Amar merasa lega, pertanyaannya selama ini terjawab sudah. Amar lantas menjelaskan keadaannya kepada kedua orang tua. Meski sempat merasa takut, Amar bersyukur karena Ayah dan Ibunya menghargai pilihannya.
“Saya bersyukur karena mereka masih menganggap saya sebagai anak dan memperhatikan hak-hak saya. Saya tidak diusir, ibu saya juga lega karena saya sudah mau cerita,” ujarnya.
Lantaran pilihan Amar tersebut, ayah dan ibunya sering mendapat cemoohan dari orang sekitar. Ditambah lagi, status mereka sebagai Kiai dan Bu Nyai, dan pengasuh pondok pesantren membuat ayah dan ibu Amar sering dipandang sebelah mata.
Ning Amalia yang dulu memakai kerudung, bertransformasi menjadi Gus Amar, berkopiah dengan jambang lebat di wajahnya. Amar pun tak henti meyakinkan dan memberi pemahaman jika yang ia lakukan diakui dan dihargai dalam Islam.
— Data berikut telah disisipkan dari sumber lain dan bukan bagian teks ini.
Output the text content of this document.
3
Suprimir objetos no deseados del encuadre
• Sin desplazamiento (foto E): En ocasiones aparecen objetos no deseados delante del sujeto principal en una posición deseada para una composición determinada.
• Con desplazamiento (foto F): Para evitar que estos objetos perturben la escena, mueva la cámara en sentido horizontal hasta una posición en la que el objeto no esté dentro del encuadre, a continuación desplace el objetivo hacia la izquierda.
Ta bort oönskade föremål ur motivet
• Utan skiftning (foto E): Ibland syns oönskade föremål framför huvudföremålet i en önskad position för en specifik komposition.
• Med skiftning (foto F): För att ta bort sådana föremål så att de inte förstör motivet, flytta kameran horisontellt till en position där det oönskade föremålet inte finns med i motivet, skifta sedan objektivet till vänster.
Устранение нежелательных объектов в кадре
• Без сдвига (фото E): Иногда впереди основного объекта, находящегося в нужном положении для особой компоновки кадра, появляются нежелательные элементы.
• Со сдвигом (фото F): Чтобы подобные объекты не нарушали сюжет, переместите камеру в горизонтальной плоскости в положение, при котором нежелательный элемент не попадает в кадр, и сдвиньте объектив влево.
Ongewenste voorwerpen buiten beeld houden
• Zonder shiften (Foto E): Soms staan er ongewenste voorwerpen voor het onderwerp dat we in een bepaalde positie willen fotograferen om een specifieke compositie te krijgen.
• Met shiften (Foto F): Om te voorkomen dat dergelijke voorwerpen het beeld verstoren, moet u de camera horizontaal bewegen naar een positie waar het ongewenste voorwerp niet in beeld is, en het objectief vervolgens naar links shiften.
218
Lambat laun, orang tuanya mulai menerima kondisi anak bungsu dari tiga bersaudara itu. Keduanya saling menghormati dan mendukung, bahkan saat Amar melakukan sidang pergantian nama, orang tua dan kakak Amar hadir untuk memberi kesaksian.
Baca juga: Anjing Diduga Jelmaan Pelajar SMP Dikubur Hidup-hidup, Begini Reaksi Warganet
“Saya dengar penjelasan kiai kalau yang dilihat Allah itu ketakwaan kita, bukan gender kita. Saya juga sering diskusi dengan tokoh Islam yang humanis dan menghargai keberagaman. Orang tua saya sendiri alhamdulillahnya tidak memaksa pun menyerang,” ungkap Amar.
Meski tak mudah, Amar mengaku beruntung dibandingkan dengan orang lain yang tak mendapat dukungan dari orang tuanya sendiri.
Ia berharap kisahnya itu mampu menggerakkan empati warganet pada kelompok gender minoritas, dan mengikis berbagai ancaman serta kekerasan yang banyak dialami oleh kaumnya.
“Saya ingin mengedukasi masyarakat tentang keberagaman gender. Saya beruntung orang tua saya mendukung menjadi transman, tetapi di luar sana banyak yang tidak. Ada yang sampai diruqyah, diusir, bahkan diperkosa,” katanya. [*/Prt]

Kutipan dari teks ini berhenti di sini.